There's an interesting lineup of powerplants for the 2015 Ford Mustang, featuring three totally diverse options: a V-6, a turbo four-cylinder, and a V-8, all of which we'll discuss in more detail. Power is, of course, the primary factor in a muscle car or pony car, but fuel economy has turned into a compelling side conversation. The Environmental Protection Agency (EPA) won't weigh in on the 2015 Ford Mustang's fuel economy until much closer to its release date, when the cars are ready to be put through their paces, which means we won't get the actual miles per gallon (kilometers per liter) numbers until sometime in 2014. This is no surprise, considering that Ford hasn't even finalized the engines that will be available at release (they're pretty sure, but that kind of thing has been known to change). However, that hasn't stopped people from talking about potential fuel efficiency. Yeah, it might seem a little goofy to get all hyped about a new pony car that promises lots of smoke and melted rubber, and then wonder if it'll be good on gas. But, at least for the Mustang, there's a precedent for such a conversation.
It was around 2009 that Ford announced a Mustang model to great fanfare: the 2011 Mustang was the first car that crossed the 300-horsepower threshold, yet was capable of achieving 30 miles per gallon (12.8 kilometers per liter) on the highway, and these ratings haven't changed [source: Voelcker]. People who like cars, but also care about the environment and the depletion of natural resources, wonder if Ford plans to top those figures this time around.
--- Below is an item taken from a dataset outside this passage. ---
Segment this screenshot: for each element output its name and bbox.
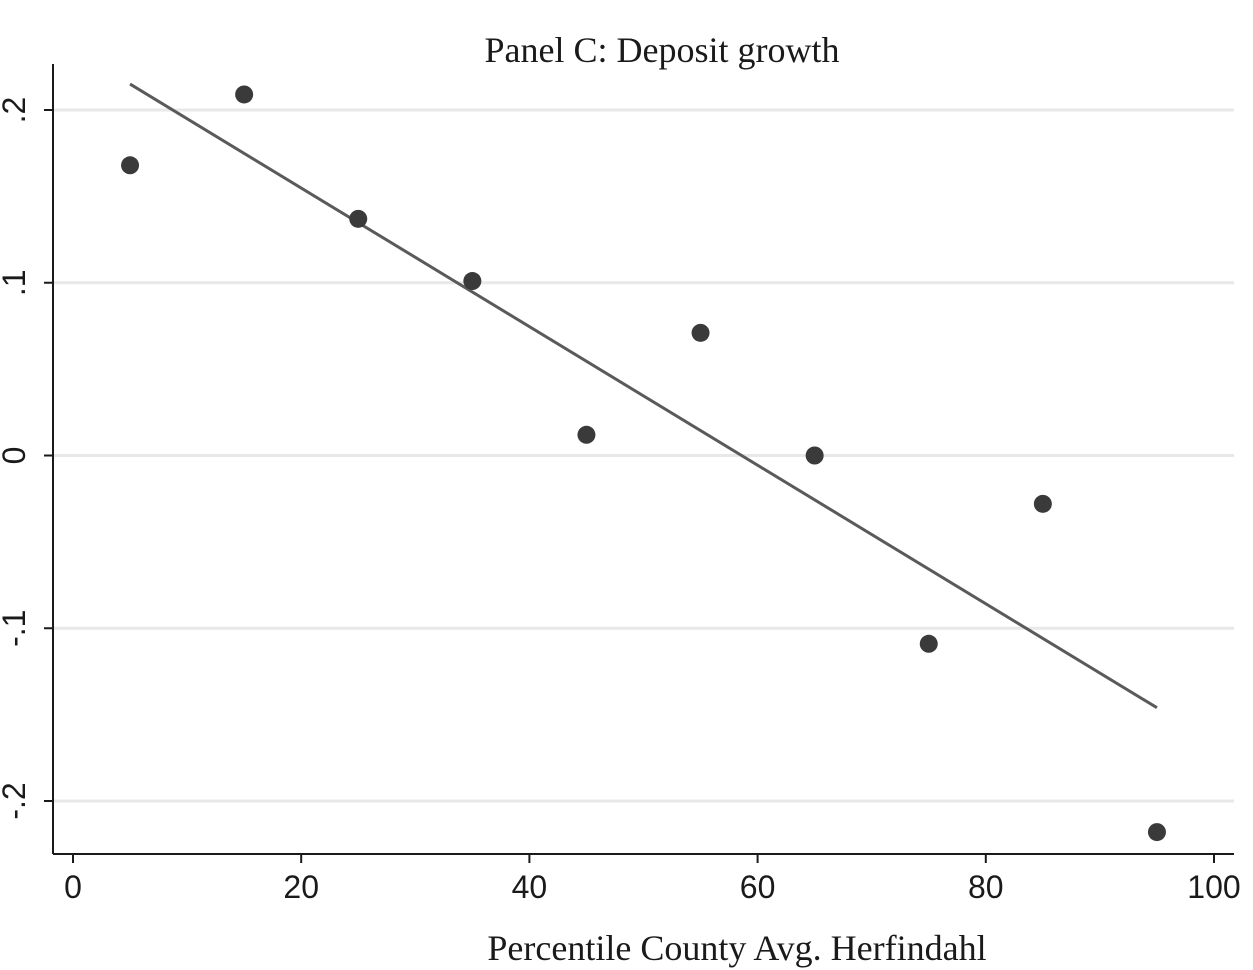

Some industry experts think that the time is ripe for Ford to announce better fuel economy for the 2015 Mustang, and there are a few catalysts for this speculation. First, Ford announced that the 2015 Mustang will have an option of a four-cylinder engine. Ford hasn't done that in a Mustang since 1993. It'll be a new powerplant in Ford's EcoBoost lineup of turbocharged, fuel-efficient engines. And lately, Ford tends to market the EcoBoost as a performance variant that happens to be a fuel-sipper, rather than the other way around. That's an especially convenient argument for an all-new Mustang. Ford has said this new EcoBoost will be a 2.3-liter, which, with a twin-scroll turbocharger, should strike a good balance of fun and responsibility.
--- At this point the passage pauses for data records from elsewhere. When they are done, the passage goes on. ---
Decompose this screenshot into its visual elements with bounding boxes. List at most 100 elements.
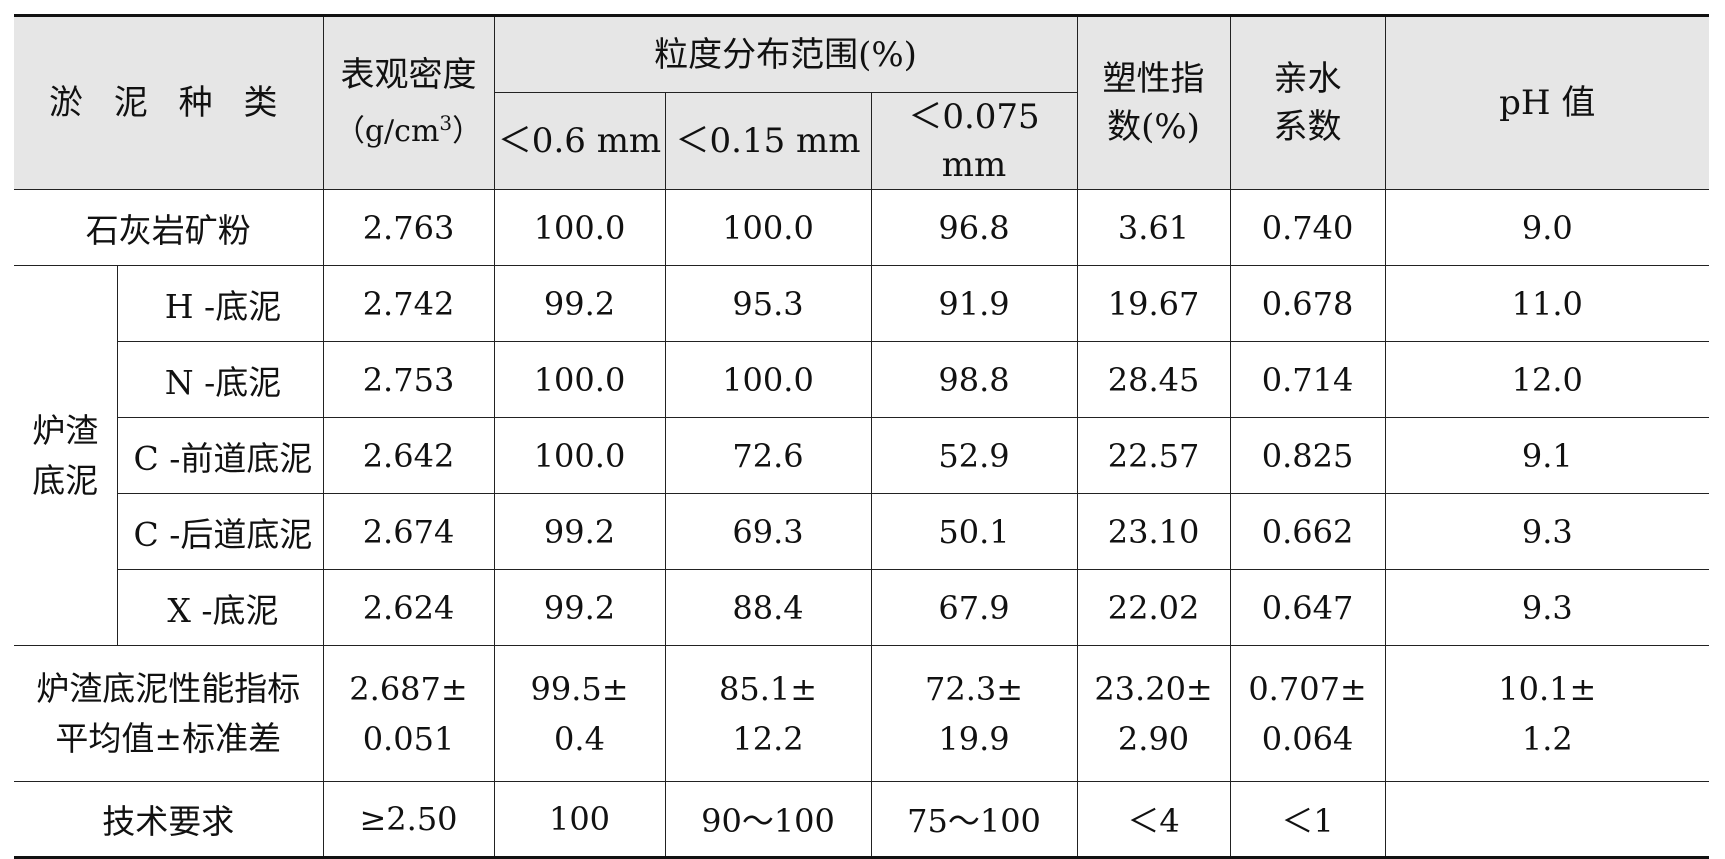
header-plasticity-line2: 数(%) [1107, 107, 1200, 147]
cell-ph: 11.0 [1384, 265, 1710, 342]
stats-label-line2: 平均值±标准差 [55, 718, 282, 758]
stat-sd: 0.4 [554, 719, 605, 758]
cell-hydrophilic: 0.662 [1229, 493, 1386, 570]
cell-plasticity: 22.57 [1076, 417, 1231, 494]
cell-grain-0.15: 88.4 [664, 569, 872, 646]
stat-mean: 99.5± [530, 669, 629, 708]
header-row-1: 淤 泥 种 类 表观密度 （g/cm3） 粒度分布范围(%) 塑性指 数(%) … [14, 15, 1710, 190]
group-label-line1: 炉渣 [32, 410, 99, 450]
stat-mean: 0.707± [1248, 669, 1367, 708]
cell-hydrophilic: 0.714 [1229, 341, 1386, 418]
data-table-container: 淤 泥 种 类 表观密度 （g/cm3） 粒度分布范围(%) 塑性指 数(%) … [14, 14, 1710, 859]
cell-plasticity: 22.02 [1076, 569, 1231, 646]
header-density-label: 表观密度 [340, 54, 477, 95]
cell-grain-0.15: 90～100 [664, 781, 872, 858]
cell-grain-0.075: 91.9 [870, 265, 1078, 342]
table-row: N -底泥 2.753 100.0 100.0 98.8 28.45 0.714… [14, 341, 1710, 418]
stat-sd: 19.9 [938, 719, 1010, 758]
cell-density: 2.753 [322, 341, 495, 418]
cell-grain-0.6: 100.0 [493, 189, 666, 266]
table-row: 炉渣 底泥 H -底泥 2.742 99.2 95.3 91.9 19.67 0… [14, 265, 1710, 646]
header-sludge-type: 淤 泥 种 类 [14, 15, 324, 190]
cell-grain-0.6: 100.0 [493, 417, 666, 494]
cell-grain-0.075: 67.9 [870, 569, 1078, 646]
cell-hydrophilic: ＜1 [1229, 781, 1386, 858]
table-row: C -前道底泥 2.642 100.0 72.6 52.9 22.57 0.82… [14, 417, 1710, 494]
stat-sd: 12.2 [732, 719, 804, 758]
row-label-requirement: 技术要求 [14, 781, 324, 858]
cell-density: 2.687± 0.051 [322, 645, 495, 782]
row-label: C -后道底泥 [117, 493, 324, 570]
cell-plasticity: 3.61 [1076, 189, 1231, 266]
stat-sd: 0.051 [362, 719, 455, 758]
header-grain-distribution: 粒度分布范围(%) [493, 15, 1078, 93]
cell-grain-0.6: 99.2 [493, 493, 666, 570]
cell-ph: 9.1 [1384, 417, 1710, 494]
cell-grain-0.6: 99.2 [493, 569, 666, 646]
header-row-2: ＜0.6 mm ＜0.15 mm ＜0.075 mm [14, 92, 1709, 190]
header-grain-0.15: ＜0.15 mm [664, 92, 872, 190]
table-row-limestone: 石灰岩矿粉 2.763 100.0 100.0 96.8 3.61 0.740 … [14, 189, 1710, 266]
stat-sd: 0.064 [1261, 719, 1354, 758]
cell-grain-0.6: 99.2 [493, 265, 666, 342]
stat-sd: 1.2 [1521, 719, 1573, 758]
header-hydrophilic-line1: 亲水 [1273, 59, 1342, 99]
cell-hydrophilic: 0.740 [1229, 189, 1386, 266]
row-label: X -底泥 [117, 569, 324, 646]
header-grain-0.6: ＜0.6 mm [494, 92, 666, 190]
header-plasticity: 塑性指 数(%) [1076, 15, 1231, 190]
stat-sd: 2.90 [1117, 719, 1190, 758]
cell-plasticity: ＜4 [1076, 781, 1231, 858]
sludge-properties-table: 淤 泥 种 类 表观密度 （g/cm3） 粒度分布范围(%) 塑性指 数(%) … [14, 14, 1710, 859]
stat-mean: 2.687± [349, 669, 468, 708]
table-row-stats: 炉渣底泥性能指标 平均值±标准差 2.687± 0.051 99.5± 0.4 85… [14, 645, 1710, 782]
header-ph: pH 值 [1384, 15, 1710, 190]
stat-mean: 72.3± [924, 669, 1024, 708]
cell-grain-0.15: 72.6 [664, 417, 872, 494]
group-label-slag-sludge: 炉渣 底泥 [14, 265, 118, 646]
group-label-line2: 底泥 [32, 460, 99, 500]
cell-density: 2.763 [322, 189, 495, 266]
density-unit-post: ） [452, 113, 483, 149]
cell-grain-0.075: 96.8 [870, 189, 1078, 266]
table-row: C -后道底泥 2.674 99.2 69.3 50.1 23.10 0.662… [14, 493, 1710, 570]
table-row-requirement: 技术要求 ≥2.50 100 90～100 75～100 ＜4 ＜1 [14, 781, 1710, 858]
table-row: X -底泥 2.624 99.2 88.4 67.9 22.02 0.647 9… [14, 569, 1710, 646]
cell-plasticity: 19.67 [1076, 265, 1231, 342]
cell-plasticity: 23.20± 2.90 [1076, 645, 1231, 782]
stat-mean: 85.1± [718, 669, 818, 708]
cell-grain-0.6: 100 [493, 781, 666, 858]
cell-hydrophilic: 0.707± 0.064 [1229, 645, 1386, 782]
cell-grain-0.15: 69.3 [664, 493, 872, 570]
header-hydrophilic: 亲水 系数 [1229, 15, 1386, 190]
row-label: C -前道底泥 [117, 417, 324, 494]
cell-ph: 9.3 [1384, 493, 1710, 570]
header-density: 表观密度 （g/cm3） [322, 15, 495, 190]
cell-hydrophilic: 0.825 [1229, 417, 1386, 494]
cell-ph: 9.0 [1384, 189, 1710, 266]
cell-plasticity: 23.10 [1076, 493, 1231, 570]
cell-grain-0.075: 52.9 [870, 417, 1078, 494]
cell-grain-0.15: 100.0 [664, 341, 872, 418]
cell-ph: 12.0 [1384, 341, 1710, 418]
stats-label-line1: 炉渣底泥性能指标 [36, 668, 301, 708]
cell-ph: 10.1± 1.2 [1384, 645, 1710, 782]
cell-ph: 9.3 [1384, 569, 1710, 646]
cell-grain-0.075: 72.3± 19.9 [870, 645, 1078, 782]
cell-grain-0.075: 75～100 [870, 781, 1078, 858]
cell-density: ≥2.50 [322, 781, 495, 858]
cell-density: 2.642 [322, 417, 495, 494]
row-label: N -底泥 [117, 341, 324, 418]
cell-hydrophilic: 0.678 [1229, 265, 1386, 342]
cell-grain-0.15: 95.3 [664, 265, 872, 342]
cell-density: 2.742 [322, 265, 495, 342]
stat-mean: 10.1± [1498, 669, 1597, 708]
header-hydrophilic-line2: 系数 [1273, 107, 1342, 147]
cell-ph [1384, 781, 1710, 858]
row-label-limestone: 石灰岩矿粉 [14, 189, 324, 266]
header-plasticity-line1: 塑性指 [1102, 59, 1205, 99]
density-unit-sup: 3 [439, 110, 453, 135]
stat-mean: 23.20± [1094, 669, 1213, 708]
cell-plasticity: 28.45 [1076, 341, 1231, 418]
header-grain-0.075: ＜0.075 mm [870, 92, 1078, 190]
However, the base model won't be the EcoBoost four-banger; it'll be a 3.7-liter V-6 that's good for at least 300-horsepower, put down through either a six-speed manual or a six-speed paddle-shifted automatic. For comparison, the base 2014 Mustang, equipped with a similar powertrain, is rated for 19 miles per gallon (8.1 kilometers per liter) city and 29 miles per gallon (12.3 kilometers per liter) highway, but federal fuel efficiency regulations mean that Ford (along with other automakers) is under a lot of pressure to improve those numbers. Then there's the top-of-the-line 5-liter V-8, also similar to the current Mustang V-8, which is projected to achieve a yield of at least 420-horsepower. Prices for V-8 models of the 2015 Mustang might inch a little higher than they have in the past, but Ford has also noted that the V-6 base model was designed so the Mustang would still have an obtainable starting price [source: Voelcker]. Ford says the V-6 and V-8 engines in the 2015 Mustang will put down more power than those found in the current lineup, even though the company is under heavy pressure to improve efficiency. And, of course, all this is subject to change, which is fairly typical when a highly anticipated new model is announced more than a year in advance. Looking farther down the road, an alternative fuel version of the classic pony car is a possibility -- and according to some sources, it's even likely. Perhaps, when the time comes for the next major Mustang premiere, there will be alternative fuel drivetrains in the lineup. An electric Ford Mustang seems unlikely now, but Ford has hinted that it's possible.